NK cells are cytotoxic toward activated autologous T cells. (A) NK-mediated cytotoxicity against autologous T cells from a healthy donor. Both T cells and NK cells were purified by negative magnetic bead selection to >95% purity and tested in a 4-h chromium-release cytotoxicity assay immediately (Left) or after the T cells were polyclonal activated for 24 h (Right), and NK cells were cultured with 10 units/ml IL-2. Open circles indicate the effect of daclizumab (10 μg/ml) in the culture and cytotoxicity assay. (B) NK-mediated cytotoxicity against autologous activated T cells from a daclizumab-treated MS patient.
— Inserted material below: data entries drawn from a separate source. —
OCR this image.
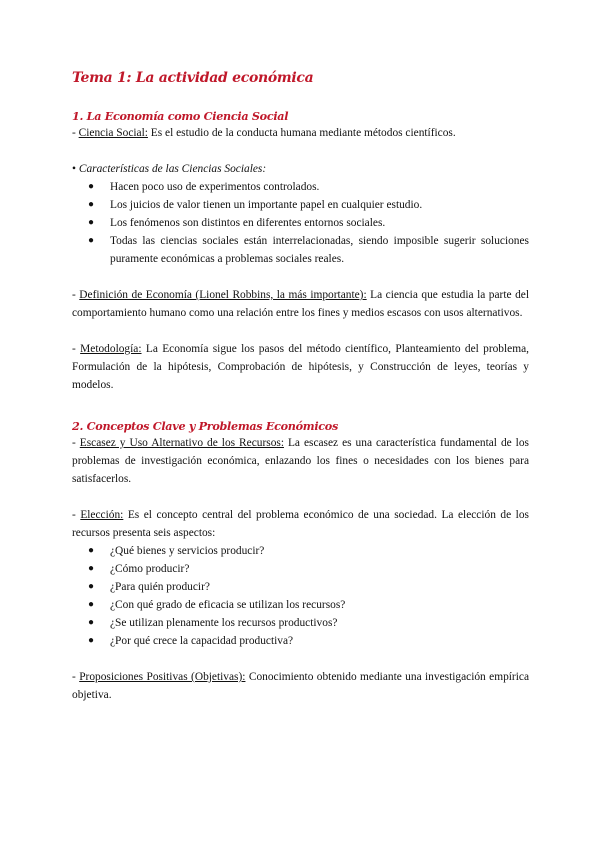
Tema 1: La actividad económica
1. La Economía como Ciencia Social

- Ciencia Social: Es el estudio de la conducta humana mediante métodos científicos.

• Características de las Ciencias Sociales:

● Hacen poco uso de experimentos controlados.
● Los juicios de valor tienen un importante papel en cualquier estudio.
● Los fenómenos son distintos en diferentes entornos sociales.
● Todas las ciencias sociales están interrelacionadas, siendo imposible sugerir soluciones puramente económicas a problemas sociales reales.

- Definición de Economía (Lionel Robbins, la más importante): La ciencia que estudia la parte del comportamiento humano como una relación entre los fines y medios escasos con usos alternativos.

- Metodología: La Economía sigue los pasos del método científico, Planteamiento del problema, Formulación de la hipótesis, Comprobación de hipótesis, y Construcción de leyes, teorías y modelos.

2. Conceptos Clave y Problemas Económicos

- Escasez y Uso Alternativo de los Recursos: La escasez es una característica fundamental de los problemas de investigación económica, enlazando los fines o necesidades con los bienes para satisfacerlos.

- Elección: Es el concepto central del problema económico de una sociedad. La elección de los recursos presenta seis aspectos:

● ¿Qué bienes y servicios producir?
● ¿Cómo producir?
● ¿Para quién producir?
● ¿Con qué grado de eficacia se utilizan los recursos?
● ¿Se utilizan plenamente los recursos productivos?
● ¿Por qué crece la capacidad productiva?

- Proposiciones Positivas (Objetivas): Conocimiento obtenido mediante una investigación empírica objetiva.
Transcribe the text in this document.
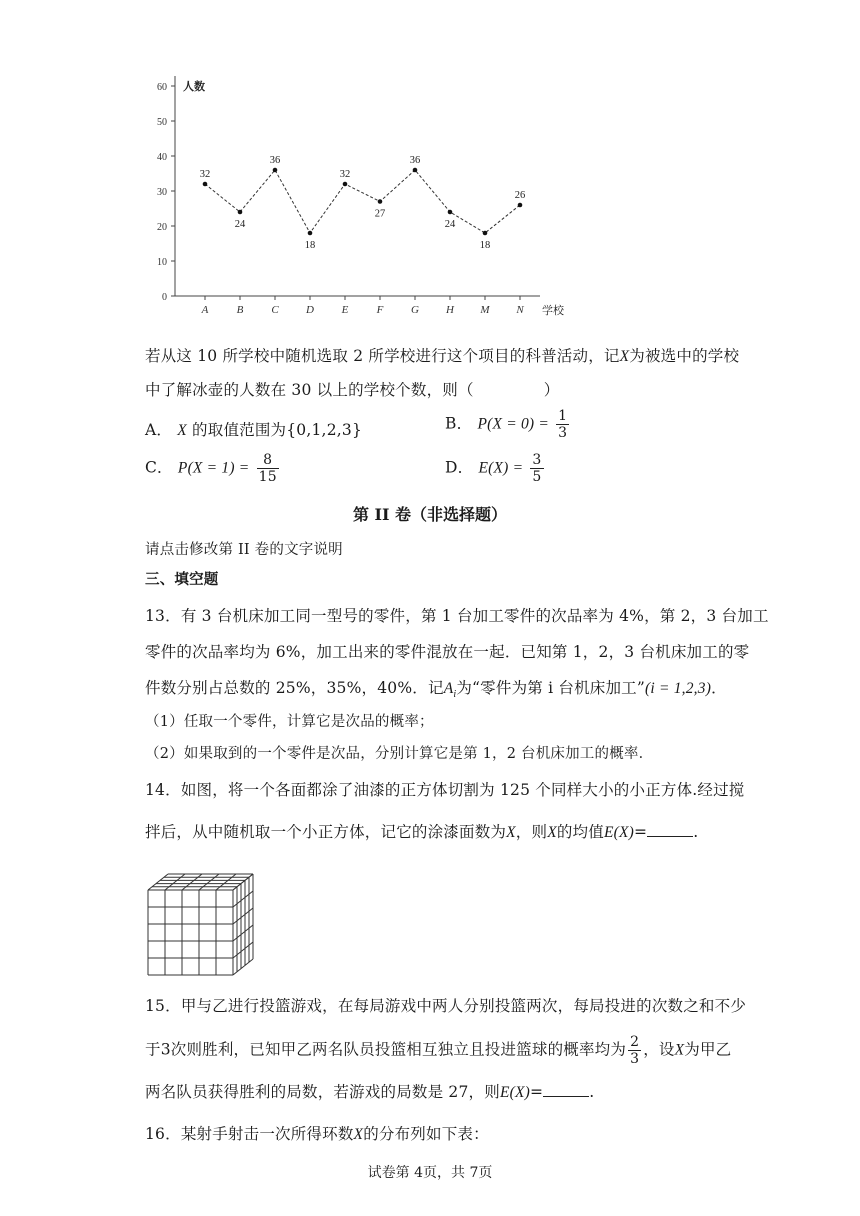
0
10
20
30
40
50
60 人数
A	B	C D	E	F	G H M N 学校
32
24
36
18
32
27
36
24
18
26
若从这 10 所学校中随机选取 2 所学校进行这个项目的科普活动，记X为被选中的学校
中了解冰壶的人数在 30 以上的学校个数，则（	）
A． X 的取值范围为{0,1,2,3}	B． $P(X = 0) = \frac{1}{3}$
C． $P(X = 1) = \frac{8}{15}$	D． $E(X) = \frac{3}{5}$
第 II 卷（非选择题）
请点击修改第 II 卷的文字说明
三、填空题
13．有 3 台机床加工同一型号的零件，第 1 台加工零件的次品率为 4%，第 2，3 台加工
零件的次品率均为 6%，加工出来的零件混放在一起．已知第 1，2，3 台机床加工的零
件数分别占总数的 25%，35%，40%．记$A_i$为“零件为第 i 台机床加工”(i = 1,2,3)．
（1）任取一个零件，计算它是次品的概率；
（2）如果取到的一个零件是次品，分别计算它是第 1，2 台机床加工的概率．
14．如图，将一个各面都涂了油漆的正方体切割为 125 个同样大小的小正方体.经过搅
拌后，从中随机取一个小正方体，记它的涂漆面数为X，则X的均值E(X)=	.
15．甲与乙进行投篮游戏，在每局游戏中两人分别投篮两次，每局投进的次数之和不少
于3次则胜利，已知甲乙两名队员投篮相互独立且投进篮球的概率均为 $\frac{2}{3}$ ，设X为甲乙
两名队员获得胜利的局数，若游戏的局数是 27，则E(X)=	.
16．某射手射击一次所得环数X的分布列如下表：
试卷第 4页，共 7页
T cells were purified by negative selection and activated (by PMA/ionomycin) from frozen samples of a MS patient from pretreatment baseline period and during daclizumab therapy and stained overnight with chromium. The next morning the NK cells were purified from the same frozen samples by negative selection and used fresh as effector cells. Left compares cytotoxicity of NK cells isolated from baseline samples, and Right shows the activity of NK populations from therapy samples against the same targets. (C) Cytotoxicity of purified CD56dim and CD56bright NK cells from MS patients undergoing daclizumab therapy on autologous T cells. T cells were left unstimulated or were stimulated with PMA/ionomycin for 12 h. Daclizumab (10 μg/ml) was added to the assays as indicated. Inhibition of NK subset cytotoxicity by anti-CD16 Ab (1 μg/ml) is depicted in red. Each plot corresponds to a representative experiment from two to five subjects.